The last few weeks have been an increasingly unpredictable flow of a raging river in my head, as I am being swept along by the dizzying current. I have gone from day-to-day in a state of, well a….yeah, its hard to put my finger on. What I can’t describe is taking a level up this morning.
As I sit here I look out my window and just a few hundred feet away is a church. They are preparing for another Sunday service. People from near and far will come and worship. What they are all worshiping though isn’t the deity referred to as god, for as a decades long attendee I can tell you there are many agendas at work. I used to be one of the “faithful” but as my life crumbled and everything went sideways I chose a different path.
I spent years questioning, twisting, choking on the smog of contradiction, hypocrisy and legalism until I could stand it no more, and left those whited sepulchres. Now, as I face mental illness in all its glory I do so without the mask of religious excuses and reasoning for my behaviour. This is at the time assuring as it is troubling. Especially this morning as I have had a reoccurrence of un-explained things.

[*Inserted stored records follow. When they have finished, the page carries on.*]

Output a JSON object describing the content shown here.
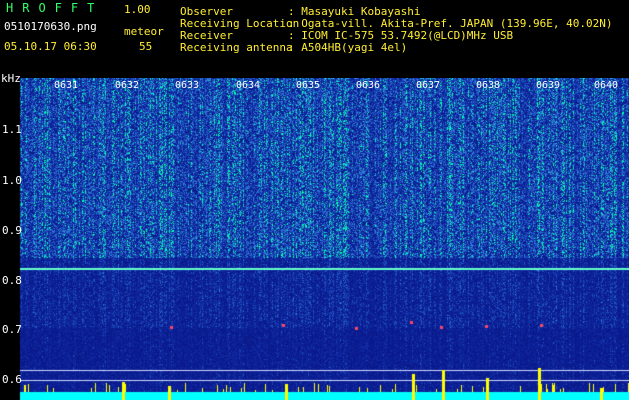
{
  "header": {
    "logo": "HROFFT",
    "version": "1.00",
    "filename": "0510170630.png",
    "meteor_label": "meteor",
    "timestamp": "05.10.17 06:30",
    "meteor_count": "55",
    "info": [
      {
        "label": "Observer",
        "value": ": Masayuki Kobayashi"
      },
      {
        "label": "Receiving Location",
        "value": ": Ogata-vill. Akita-Pref. JAPAN (139.96E, 40.02N)"
      },
      {
        "label": "Receiver",
        "value": ": ICOM IC-575 53.7492(@LCD)MHz USB"
      },
      {
        "label": "Receiving antenna",
        "value": ": A504HB(yagi 4el)"
      }
    ]
  },
  "spectrogram": {
    "y_unit": "kHz",
    "y_ticks": [
      "1.1",
      "1.0",
      "0.9",
      "0.8",
      "0.7",
      "0.6"
    ],
    "x_ticks": [
      "0631",
      "0632",
      "0633",
      "0634",
      "0635",
      "0636",
      "0637",
      "0638",
      "0639",
      "0640"
    ],
    "colors": {
      "background": "#0a1a8c",
      "noise_high": "#2f7fd8",
      "noise_peak": "#00ffb0",
      "carrier": "#66ffcc",
      "level_bar": "#00ffff",
      "meteor_spike": "#ffff00"
    }
  }
}
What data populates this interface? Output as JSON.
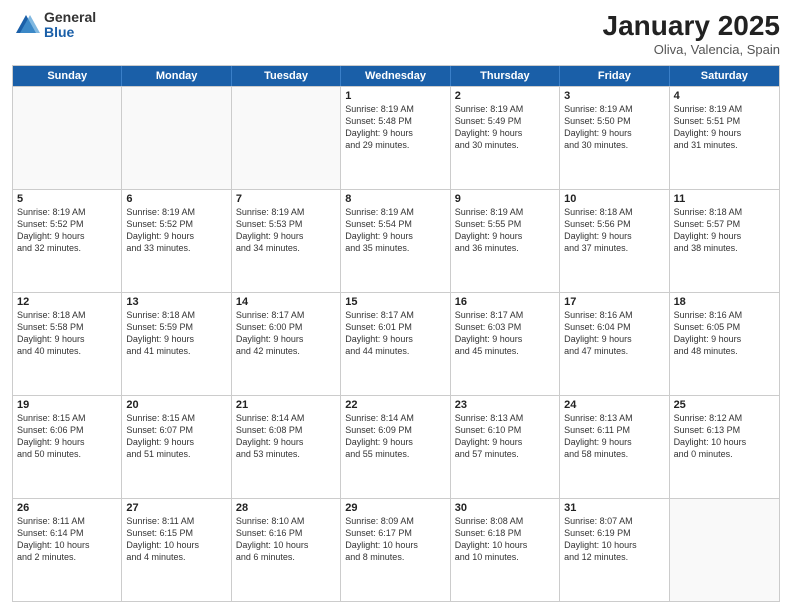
{
  "logo": {
    "general": "General",
    "blue": "Blue"
  },
  "title": "January 2025",
  "location": "Oliva, Valencia, Spain",
  "header_days": [
    "Sunday",
    "Monday",
    "Tuesday",
    "Wednesday",
    "Thursday",
    "Friday",
    "Saturday"
  ],
  "rows": [
    [
      {
        "day": "",
        "lines": [],
        "empty": true
      },
      {
        "day": "",
        "lines": [],
        "empty": true
      },
      {
        "day": "",
        "lines": [],
        "empty": true
      },
      {
        "day": "1",
        "lines": [
          "Sunrise: 8:19 AM",
          "Sunset: 5:48 PM",
          "Daylight: 9 hours",
          "and 29 minutes."
        ],
        "empty": false
      },
      {
        "day": "2",
        "lines": [
          "Sunrise: 8:19 AM",
          "Sunset: 5:49 PM",
          "Daylight: 9 hours",
          "and 30 minutes."
        ],
        "empty": false
      },
      {
        "day": "3",
        "lines": [
          "Sunrise: 8:19 AM",
          "Sunset: 5:50 PM",
          "Daylight: 9 hours",
          "and 30 minutes."
        ],
        "empty": false
      },
      {
        "day": "4",
        "lines": [
          "Sunrise: 8:19 AM",
          "Sunset: 5:51 PM",
          "Daylight: 9 hours",
          "and 31 minutes."
        ],
        "empty": false
      }
    ],
    [
      {
        "day": "5",
        "lines": [
          "Sunrise: 8:19 AM",
          "Sunset: 5:52 PM",
          "Daylight: 9 hours",
          "and 32 minutes."
        ],
        "empty": false
      },
      {
        "day": "6",
        "lines": [
          "Sunrise: 8:19 AM",
          "Sunset: 5:52 PM",
          "Daylight: 9 hours",
          "and 33 minutes."
        ],
        "empty": false
      },
      {
        "day": "7",
        "lines": [
          "Sunrise: 8:19 AM",
          "Sunset: 5:53 PM",
          "Daylight: 9 hours",
          "and 34 minutes."
        ],
        "empty": false
      },
      {
        "day": "8",
        "lines": [
          "Sunrise: 8:19 AM",
          "Sunset: 5:54 PM",
          "Daylight: 9 hours",
          "and 35 minutes."
        ],
        "empty": false
      },
      {
        "day": "9",
        "lines": [
          "Sunrise: 8:19 AM",
          "Sunset: 5:55 PM",
          "Daylight: 9 hours",
          "and 36 minutes."
        ],
        "empty": false
      },
      {
        "day": "10",
        "lines": [
          "Sunrise: 8:18 AM",
          "Sunset: 5:56 PM",
          "Daylight: 9 hours",
          "and 37 minutes."
        ],
        "empty": false
      },
      {
        "day": "11",
        "lines": [
          "Sunrise: 8:18 AM",
          "Sunset: 5:57 PM",
          "Daylight: 9 hours",
          "and 38 minutes."
        ],
        "empty": false
      }
    ],
    [
      {
        "day": "12",
        "lines": [
          "Sunrise: 8:18 AM",
          "Sunset: 5:58 PM",
          "Daylight: 9 hours",
          "and 40 minutes."
        ],
        "empty": false
      },
      {
        "day": "13",
        "lines": [
          "Sunrise: 8:18 AM",
          "Sunset: 5:59 PM",
          "Daylight: 9 hours",
          "and 41 minutes."
        ],
        "empty": false
      },
      {
        "day": "14",
        "lines": [
          "Sunrise: 8:17 AM",
          "Sunset: 6:00 PM",
          "Daylight: 9 hours",
          "and 42 minutes."
        ],
        "empty": false
      },
      {
        "day": "15",
        "lines": [
          "Sunrise: 8:17 AM",
          "Sunset: 6:01 PM",
          "Daylight: 9 hours",
          "and 44 minutes."
        ],
        "empty": false
      },
      {
        "day": "16",
        "lines": [
          "Sunrise: 8:17 AM",
          "Sunset: 6:03 PM",
          "Daylight: 9 hours",
          "and 45 minutes."
        ],
        "empty": false
      },
      {
        "day": "17",
        "lines": [
          "Sunrise: 8:16 AM",
          "Sunset: 6:04 PM",
          "Daylight: 9 hours",
          "and 47 minutes."
        ],
        "empty": false
      },
      {
        "day": "18",
        "lines": [
          "Sunrise: 8:16 AM",
          "Sunset: 6:05 PM",
          "Daylight: 9 hours",
          "and 48 minutes."
        ],
        "empty": false
      }
    ],
    [
      {
        "day": "19",
        "lines": [
          "Sunrise: 8:15 AM",
          "Sunset: 6:06 PM",
          "Daylight: 9 hours",
          "and 50 minutes."
        ],
        "empty": false
      },
      {
        "day": "20",
        "lines": [
          "Sunrise: 8:15 AM",
          "Sunset: 6:07 PM",
          "Daylight: 9 hours",
          "and 51 minutes."
        ],
        "empty": false
      },
      {
        "day": "21",
        "lines": [
          "Sunrise: 8:14 AM",
          "Sunset: 6:08 PM",
          "Daylight: 9 hours",
          "and 53 minutes."
        ],
        "empty": false
      },
      {
        "day": "22",
        "lines": [
          "Sunrise: 8:14 AM",
          "Sunset: 6:09 PM",
          "Daylight: 9 hours",
          "and 55 minutes."
        ],
        "empty": false
      },
      {
        "day": "23",
        "lines": [
          "Sunrise: 8:13 AM",
          "Sunset: 6:10 PM",
          "Daylight: 9 hours",
          "and 57 minutes."
        ],
        "empty": false
      },
      {
        "day": "24",
        "lines": [
          "Sunrise: 8:13 AM",
          "Sunset: 6:11 PM",
          "Daylight: 9 hours",
          "and 58 minutes."
        ],
        "empty": false
      },
      {
        "day": "25",
        "lines": [
          "Sunrise: 8:12 AM",
          "Sunset: 6:13 PM",
          "Daylight: 10 hours",
          "and 0 minutes."
        ],
        "empty": false
      }
    ],
    [
      {
        "day": "26",
        "lines": [
          "Sunrise: 8:11 AM",
          "Sunset: 6:14 PM",
          "Daylight: 10 hours",
          "and 2 minutes."
        ],
        "empty": false
      },
      {
        "day": "27",
        "lines": [
          "Sunrise: 8:11 AM",
          "Sunset: 6:15 PM",
          "Daylight: 10 hours",
          "and 4 minutes."
        ],
        "empty": false
      },
      {
        "day": "28",
        "lines": [
          "Sunrise: 8:10 AM",
          "Sunset: 6:16 PM",
          "Daylight: 10 hours",
          "and 6 minutes."
        ],
        "empty": false
      },
      {
        "day": "29",
        "lines": [
          "Sunrise: 8:09 AM",
          "Sunset: 6:17 PM",
          "Daylight: 10 hours",
          "and 8 minutes."
        ],
        "empty": false
      },
      {
        "day": "30",
        "lines": [
          "Sunrise: 8:08 AM",
          "Sunset: 6:18 PM",
          "Daylight: 10 hours",
          "and 10 minutes."
        ],
        "empty": false
      },
      {
        "day": "31",
        "lines": [
          "Sunrise: 8:07 AM",
          "Sunset: 6:19 PM",
          "Daylight: 10 hours",
          "and 12 minutes."
        ],
        "empty": false
      },
      {
        "day": "",
        "lines": [],
        "empty": true
      }
    ]
  ]
}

As I was in my waking moments and lying on the floor, I felt something touch me on the shoulder. I quickly turned and squinted into the semi-darkness of the room. I scanned to the left, right, up and down but there was nothing there. As I return to my resting position, albeit slightly unsettled, it was a few minutes more and I thought I heard the voice of a child. I strained my ears to make sense of it, but it was gone as soon as it had begun. Then, I also perceived some faint and other-worldly sounds that came and went.

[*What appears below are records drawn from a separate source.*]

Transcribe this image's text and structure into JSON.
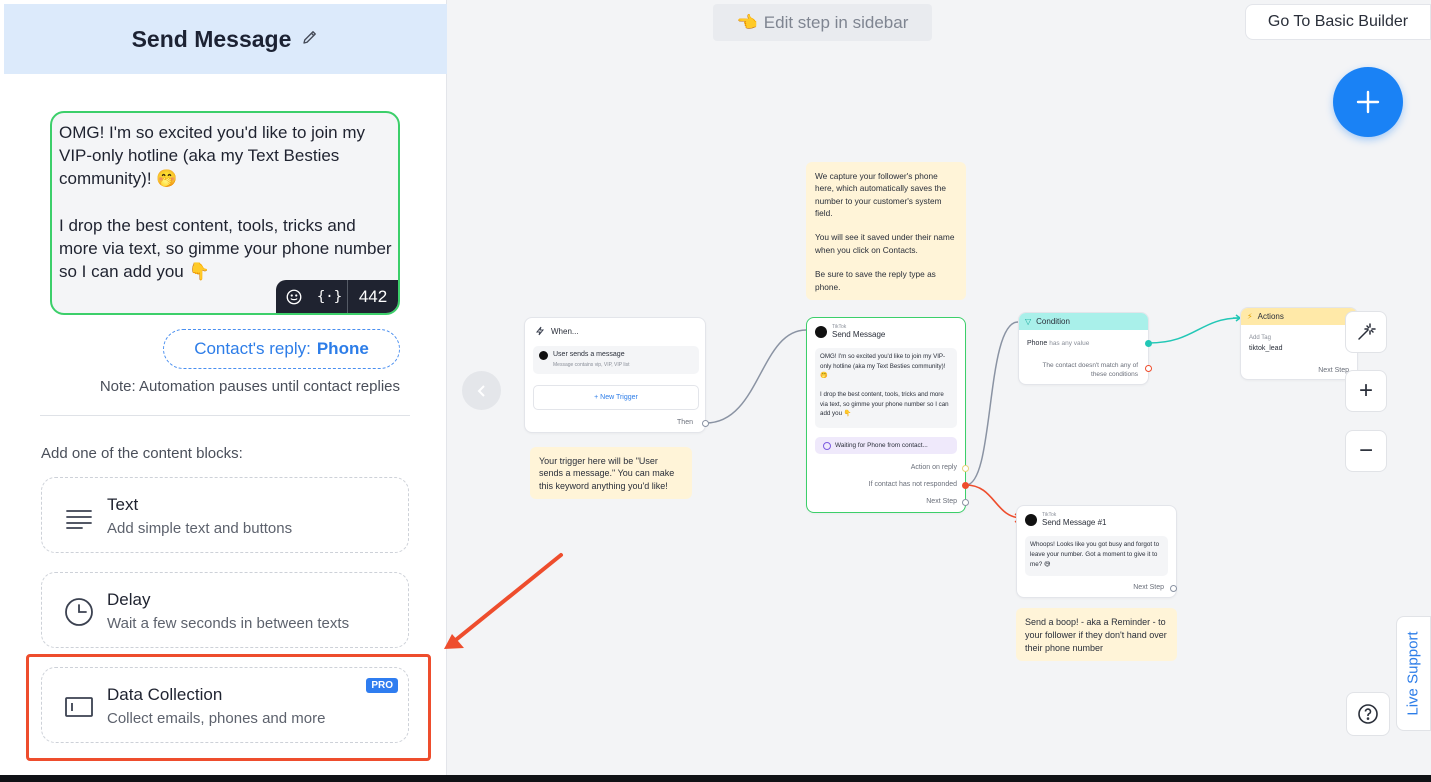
{
  "sidebar": {
    "title": "Send Message",
    "message": "OMG! I'm so excited you'd like to join my VIP-only hotline (aka my Text Besties community)! 🤭\n\nI drop the best content, tools, tricks and more via text, so gimme your phone number so I can add you 👇",
    "toolbar": {
      "vars_label": "{·}",
      "char_count": "442"
    },
    "reply": {
      "prefix": "Contact's reply:",
      "type": "Phone"
    },
    "note": "Note: Automation pauses until contact replies",
    "add_blocks_label": "Add one of the content blocks:",
    "blocks": [
      {
        "title": "Text",
        "desc": "Add simple text and buttons"
      },
      {
        "title": "Delay",
        "desc": "Wait a few seconds in between texts"
      },
      {
        "title": "Data Collection",
        "desc": "Collect emails, phones and more",
        "badge": "PRO"
      }
    ]
  },
  "topbar": {
    "edit_hint": "Edit step in sidebar",
    "edit_hint_emoji": "👈",
    "basic_builder": "Go To Basic Builder"
  },
  "canvas": {
    "trigger_node": {
      "header": "When...",
      "trigger_title": "User sends a message",
      "trigger_sub": "Message contains vip, VIP, VIP list",
      "new_trigger": "+ New Trigger",
      "then": "Then"
    },
    "trigger_note": "Your trigger here will be \"User sends a message.\" You can make this keyword anything you'd like!",
    "phone_note": "We capture your follower's phone here, which automatically saves the number to your customer's system field.\n\nYou will see it saved under their name when you click on Contacts.\n\nBe sure to save the reply type as phone.",
    "send_node": {
      "platform": "TikTok",
      "title": "Send Message",
      "message": "OMG! I'm so excited you'd like to join my VIP-only hotline (aka my Text Besties community)! 🤭\n\nI drop the best content, tools, tricks and more via text, so gimme your phone number so I can add you 👇",
      "waiting": "Waiting for Phone from contact...",
      "action_on_reply": "Action on reply",
      "not_responded": "If contact has not responded",
      "next_step": "Next Step"
    },
    "condition_node": {
      "title": "Condition",
      "field": "Phone",
      "rule": "has any value",
      "else": "The contact doesn't match any of these conditions"
    },
    "actions_node": {
      "title": "Actions",
      "label": "Add Tag",
      "value": "tiktok_lead",
      "next_step": "Next Step"
    },
    "send2_node": {
      "platform": "TikTok",
      "title": "Send Message #1",
      "message": "Whoops! Looks like you got busy and forgot to leave your number. Got a moment to give it to me? 😅",
      "next_step": "Next Step"
    },
    "reminder_note": "Send a boop! - aka a Reminder - to your follower if they don't hand over their phone number"
  },
  "controls": {
    "zoom_in": "+",
    "zoom_out": "−",
    "live_support": "Live Support"
  },
  "colors": {
    "accent_blue": "#1a82f5",
    "success_green": "#3ccf6a",
    "highlight_red": "#ee4d2d",
    "sticky_yellow": "#fff4d8",
    "condition_teal": "#a9f0ea",
    "actions_yellow": "#ffe9a8"
  }
}
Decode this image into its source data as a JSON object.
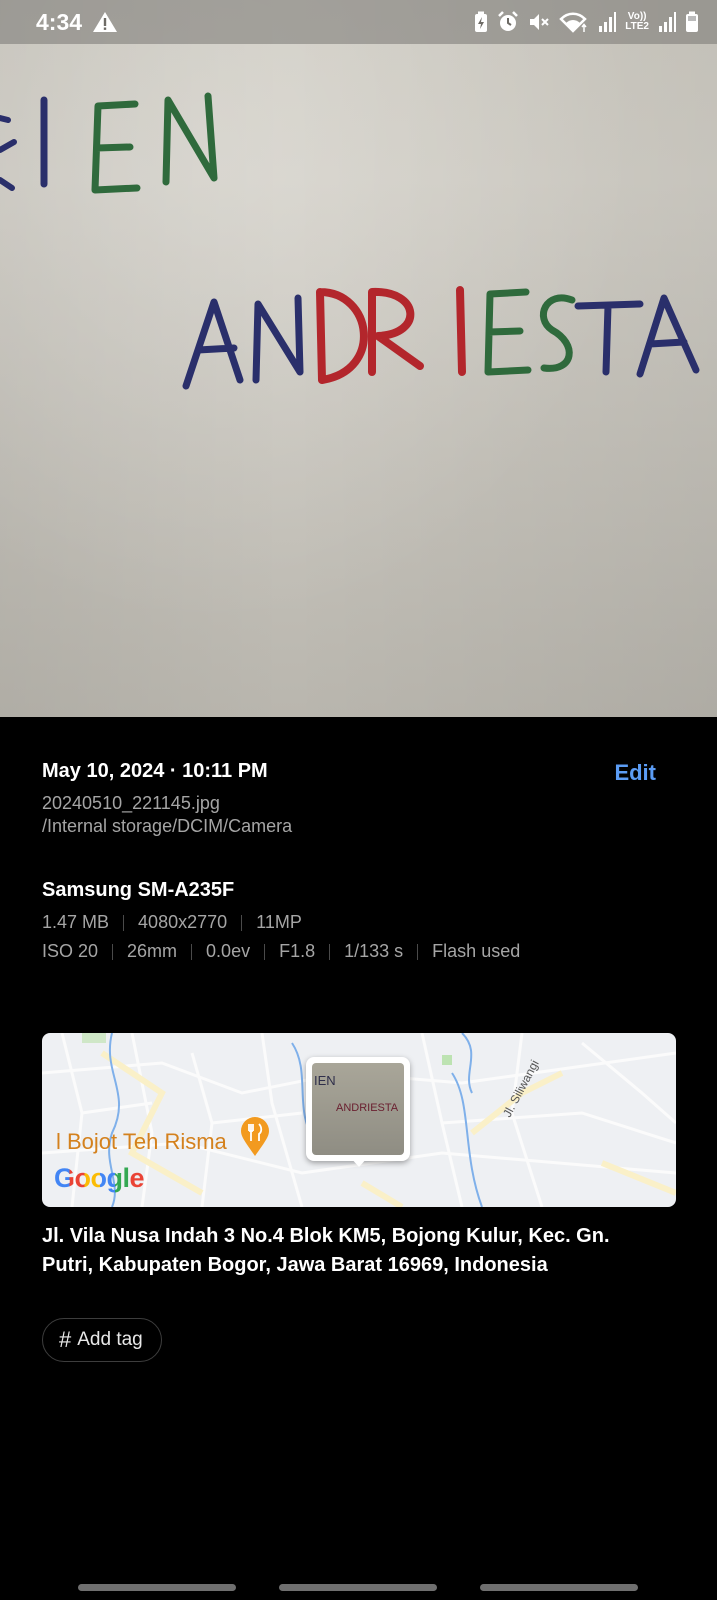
{
  "status_bar": {
    "time": "4:34",
    "icons": [
      "warning-icon",
      "battery-saver-icon",
      "alarm-icon",
      "mute-icon",
      "wifi-icon",
      "signal-icon",
      "volte-icon",
      "signal-icon-2",
      "battery-icon"
    ],
    "volte_label_top": "Vo))",
    "volte_label_bottom": "LTE2"
  },
  "photo": {
    "handwriting_line1": "RIEN",
    "handwriting_line2": "ANDRIESTA"
  },
  "details": {
    "datetime": "May 10, 2024 · 10:11 PM",
    "edit_label": "Edit",
    "filename": "20240510_221145.jpg",
    "path": "/Internal storage/DCIM/Camera",
    "device": "Samsung SM-A235F",
    "specs_row1": [
      "1.47 MB",
      "4080x2770",
      "11MP"
    ],
    "specs_row2": [
      "ISO 20",
      "26mm",
      "0.0ev",
      "F1.8",
      "1/133 s",
      "Flash used"
    ]
  },
  "map": {
    "place_label": "l Bojot Teh Risma",
    "street_label": "Jl. Siliwangi",
    "logo": "Google",
    "thumbnail_line1": "IEN",
    "thumbnail_line2": "ANDRIESTA"
  },
  "address": "Jl. Vila Nusa Indah 3 No.4 Blok KM5, Bojong Kulur, Kec. Gn. Putri, Kabupaten Bogor, Jawa Barat 16969, Indonesia",
  "tag_chip": {
    "label": "Add tag"
  },
  "colors": {
    "accent": "#5b9cf4",
    "background": "#000000",
    "secondary_text": "#a5a5a5"
  }
}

Am I losing my already tightly wound and ready to burst grip on reality? That brings a smile to my face, as I think “what the hell is reality anyway!”
I am reminded of a hallucination I experienced some years ago when a grotesque face appeared before my eyes in a moment of, yes…waking from a nap. It showed itself and then popped into oblivion as if slapped away from my consciousness. I explained it away as a spiritual attack, as that was plausible in the religious environment I was at the time. But as I have fully engaged the battle of mental health and all its debilitating forms, I see it quite differently.
Stripping away the veneer off rationality one finds a stupefying realm of alternate reality. It’s a world that defies explanation. Complex, ever-changing, terrifying and something man has yet to figure out a way to fix.
Sure, I am handed a fistful of medications, and a few hours of group therapy, and then insurance say, “you’re fine”. But you aren’t. Everyone wants to just disappear sometimes, but a prevailing sense of being done for good isn’t a healthy way to live. Last night I spent some time looking at suicide deaths of prominent people. Hundreds of them over the course of the last 2,000 years. I am not sure why I did this, though I noted why and how they killed themselves.
Today is a new day, just like all the rest. Confounded, confused and seeking a bit of light to justify my existence. Who knows what it holds? Everyday is an adventure, right?